Parece que el Señor trabaja en sentido contrario. Si se lo pedimos, Él nos ayudará. Mas no parece tener un control total o directo sobre las cosas. Parece estar en «reposo», per­mitiendo así que la persona tenga un crecimiento y un des­arrollo máximos. Cuando a veces los padres ven claramente lo que hay que hacer, les resulta difícil refrenarse y no inter­venir o dar esta información que les ayudará a solucionar­los problemas de sus hijos. Pero el retraerse puede ser una mayor manifestación de amor, nos da una nueva compren­sión sobre la majestuosidad del amor de Dios, y hace que reconozcamos que sabemos muy poco sobre el Señor.

Podríamos hacer todo por nuestros hijos, pero la única seguridad real para ellos reside en sí mismos. Podemos fijar restricciones para guiarles y poner toda protección a su alre­dedor. Pero al fin y al cabo, la prueba final depende de ellos. Deben ser capaces de ser ellos mismos y de seguir las impresiones del Espíritu.

Cuando discipline a sus hijos, recuerde que las personas generalmente hacen las cosas de la mejor manera posible. Puede que tengan motivos incorrectos y que cometan erro­res, pero generalmente tienen una razón para hacer lo que hacen.

Si los padres y los hijos saben que no se ofenderán unos con otros de manera intencional sino que buscan la com­prensión mutua, con el tiempo esa confianza nos otorgará sus muchos dividendos.

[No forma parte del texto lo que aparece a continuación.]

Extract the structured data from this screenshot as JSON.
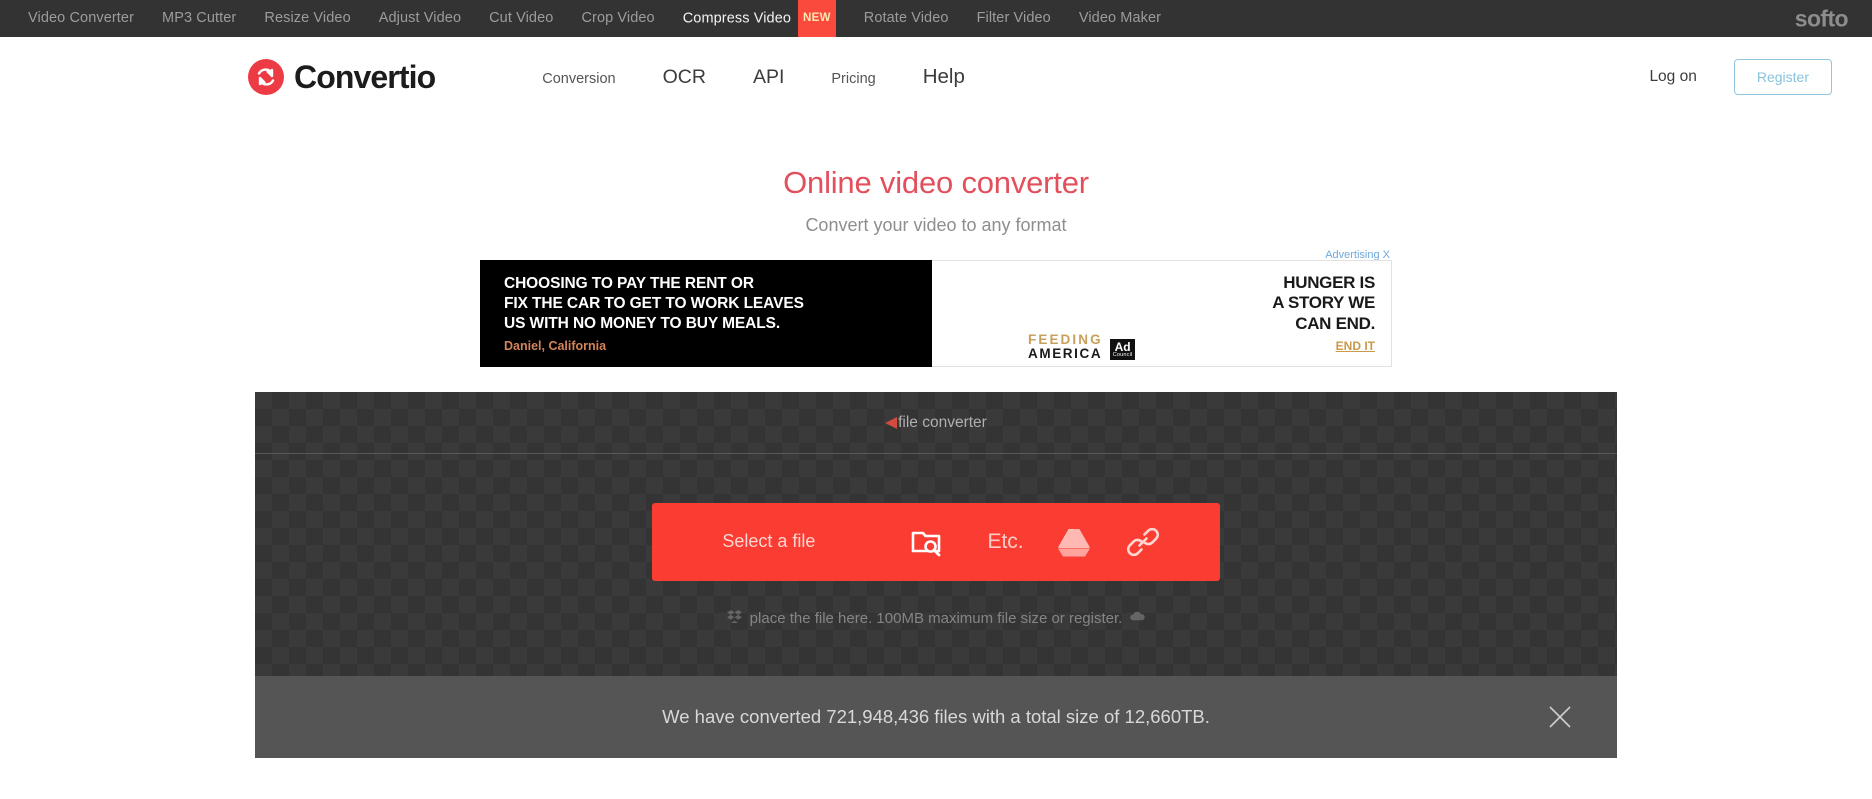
{
  "topbar": {
    "links": [
      {
        "label": "Video Converter",
        "active": false
      },
      {
        "label": "MP3 Cutter",
        "active": false
      },
      {
        "label": "Resize Video",
        "active": false
      },
      {
        "label": "Adjust Video",
        "active": false
      },
      {
        "label": "Cut Video",
        "active": false
      },
      {
        "label": "Crop Video",
        "active": false
      },
      {
        "label": "Compress Video",
        "active": true,
        "badge": "NEW"
      },
      {
        "label": "Rotate Video",
        "active": false
      },
      {
        "label": "Filter Video",
        "active": false
      },
      {
        "label": "Video Maker",
        "active": false
      }
    ],
    "brand": "softo"
  },
  "header": {
    "logo_text": "Convertio",
    "logo_icon": "convertio-circular-arrows-icon",
    "nav": [
      {
        "label": "Conversion",
        "size": "sm"
      },
      {
        "label": "OCR",
        "size": "lg"
      },
      {
        "label": "API",
        "size": "lg"
      },
      {
        "label": "Pricing",
        "size": "sm"
      },
      {
        "label": "Help",
        "size": "xl"
      }
    ],
    "log_on": "Log on",
    "register": "Register"
  },
  "hero": {
    "title": "Online video converter",
    "subtitle": "Convert your video to any format"
  },
  "ad": {
    "label": "Advertising X",
    "left": {
      "headline": [
        "CHOOSING TO PAY THE RENT OR",
        "FIX THE CAR TO GET TO WORK LEAVES",
        "US WITH NO MONEY TO BUY MEALS."
      ],
      "attribution": "Daniel, California"
    },
    "right": {
      "headline": [
        "HUNGER IS",
        "A STORY WE",
        "CAN END."
      ],
      "cta": "END IT",
      "sponsor_line1": "FEEDING",
      "sponsor_line2": "AMERICA",
      "adcouncil_top": "Ad",
      "adcouncil_bottom": "Council"
    }
  },
  "dropzone": {
    "converter_arrow": "◀",
    "converter_link": "file converter",
    "select_label": "Select a file",
    "etc_label": "Etc.",
    "icons": {
      "folder": "folder-search-icon",
      "drive": "google-drive-icon",
      "link": "url-link-icon",
      "dropbox": "dropbox-icon",
      "onedrive": "onedrive-icon"
    },
    "hint": "place the file here. 100MB maximum file size or register."
  },
  "status": {
    "text": "We have converted 721,948,436 files with a total size of 12,660TB.",
    "close_icon": "close-icon"
  },
  "colors": {
    "accent_red": "#fa3c32",
    "title_red": "#e2505d",
    "topbar_bg": "#333334",
    "dropzone_bg": "#3a3a3a",
    "status_bg": "#555556",
    "register_border": "#8fc7e0"
  }
}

LA CONFIANZA ENTRE PADRES E HIJOS

Una de nuestras hijas estaba muy inquieta por la llegada de su undécimo cumpleaños. Quería que le prometiésemos que podría invitar a una de sus amigas al cumpleaños para que durmiera en casa el viernes por la noche. No le dijimos que sí ni que no, pero a medida que se acercaba la fecha, supimos que sus amigas estaban planeando darle una fiesta sorpresa.

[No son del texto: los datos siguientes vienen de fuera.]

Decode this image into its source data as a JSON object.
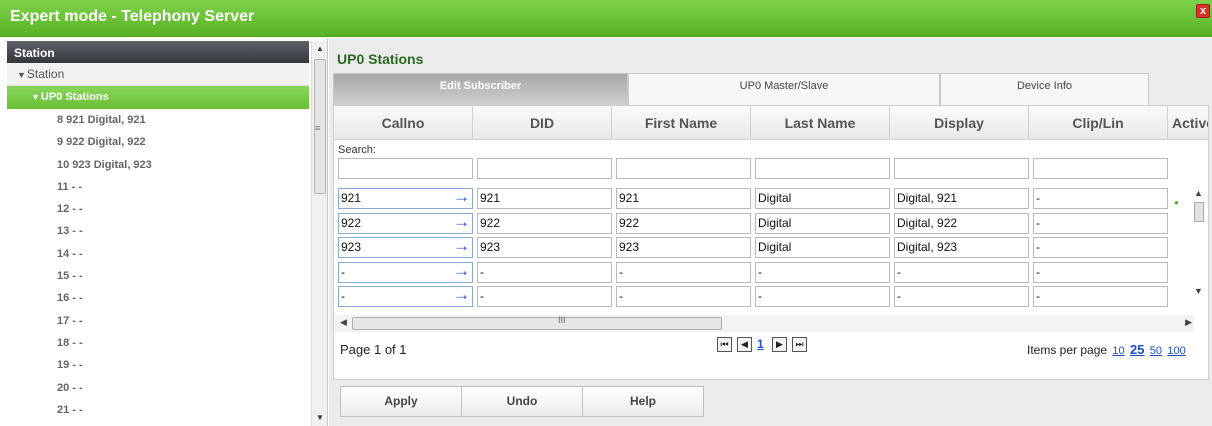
{
  "window": {
    "title": "Expert mode - Telephony Server",
    "close_glyph": "x"
  },
  "sidebar": {
    "header": "Station",
    "root": "Station",
    "active": "UP0 Stations",
    "items": [
      "8 921 Digital, 921",
      "9 922 Digital, 922",
      "10 923 Digital, 923",
      "11 - -",
      "12 - -",
      "13 - -",
      "14 - -",
      "15 - -",
      "16 - -",
      "17 - -",
      "18 - -",
      "19 - -",
      "20 - -",
      "21 - -"
    ]
  },
  "main": {
    "title": "UP0 Stations",
    "tabs": [
      "Edit Subscriber",
      "UP0 Master/Slave",
      "Device Info"
    ],
    "columns": [
      "Callno",
      "DID",
      "First Name",
      "Last Name",
      "Display",
      "Clip/Lin",
      "Active"
    ],
    "search_label": "Search:",
    "rows": [
      [
        "921",
        "921",
        "921",
        "Digital",
        "Digital, 921",
        "-"
      ],
      [
        "922",
        "922",
        "922",
        "Digital",
        "Digital, 922",
        "-"
      ],
      [
        "923",
        "923",
        "923",
        "Digital",
        "Digital, 923",
        "-"
      ],
      [
        "-",
        "-",
        "-",
        "-",
        "-",
        "-"
      ],
      [
        "-",
        "-",
        "-",
        "-",
        "-",
        "-"
      ]
    ],
    "pager": {
      "text": "Page 1 of 1",
      "current": "1",
      "items_per_page_label": "Items per page",
      "sizes": [
        "10",
        "25",
        "50",
        "100"
      ],
      "selected_size": "25"
    },
    "buttons": {
      "apply": "Apply",
      "undo": "Undo",
      "help": "Help"
    }
  },
  "colors": {
    "brand_green": "#69bf36",
    "link_blue": "#1a4ec6",
    "arrow_blue": "#1d4ed8"
  },
  "icons": [
    "close-icon",
    "triangle-down-icon",
    "arrow-right-icon",
    "first-page-icon",
    "prev-page-icon",
    "next-page-icon",
    "last-page-icon"
  ]
}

Al saberlo, le dijimos que no iba a ser posible que nadie se quedase a dormir el viernes por la noche. Ella estaba real­mente decepcionada,- lloró e insistió constantemente sobre el asunto durante algún tiempo. Nosotros continuamos diciéndole: «Cariño, todo va a estar bien. No te preocupes». A ella le costaba mucho entender el porqué.

Finalmente le dije: «Mira, ¿crees en tu padre?».

«Sí».

«¿Crees que yo haría algo que te hiriese o que te perju­dicase?»

«No».

«Entonces confía en mí y todas las cosas se soluciona­rán por sí mismas para el viernes por la noche, ¿de acuerdo?»

Finalmente creyó y nuestra conversación la tranquilizó un poco. Cuando llegó el viernes, encontramos una excusa para ir a la casa de su amiga, y al entrar en la sala todas sus amigas estaban allí con un cartel enorme y gritando: «¡Feliz cumpleaños!»

Nuestra hija estaba muy emocionada y sorprendida. Estaba muy entusiasmada por el amor de sus amigas al cele­brarle su cumpleaños. También estaba muy contenta por la confianza que había puesto en sus padres, la cual se había visto recompensada. Se quedó allí toda la tarde y disfrutó de un cumpleaños maravilloso.

¡Cuánto tienen que confiar los hijos en sus padres! Los padres conocen el fin desde el principio en cuanto a algunas cosas, y si tan sólo sus hijos creen y confían, todo saldrá bien para ellos, normalmente incluso mejor de lo que espe­raban. La confianza no se edifica en un instante, sino a tra­vés de muchas semanas y meses de experiencias de padres e hijos que ven cómo responden mutuamente con amor ver­dadero. Vuelvo a decir que si los padres enseñan a sus hijos a orar, a leer las Escrituras y a obedecer la voz del Señor, las responsabilidades serán tratadas entre el Señor y los hijos, y los padres no tendrán que ser los «guardianes» que dirijan la vida de sus hijos.

LA AUTODISCIPLINA

Un día, un chico estaba molestando a uno de mis hijos en la escuela; le había molestado porque él y otros jóvenes Santos de los Últimos Días estaban vestidos con sus hermo­sas ropas de domingo. Habían planeado ir al templo justo después de la escuela para hacer bautismos por los muertos y estaban pasando por un momento bastante difícil a causa de que los otros estudiantes se metían con ellos por motivo de la ropa.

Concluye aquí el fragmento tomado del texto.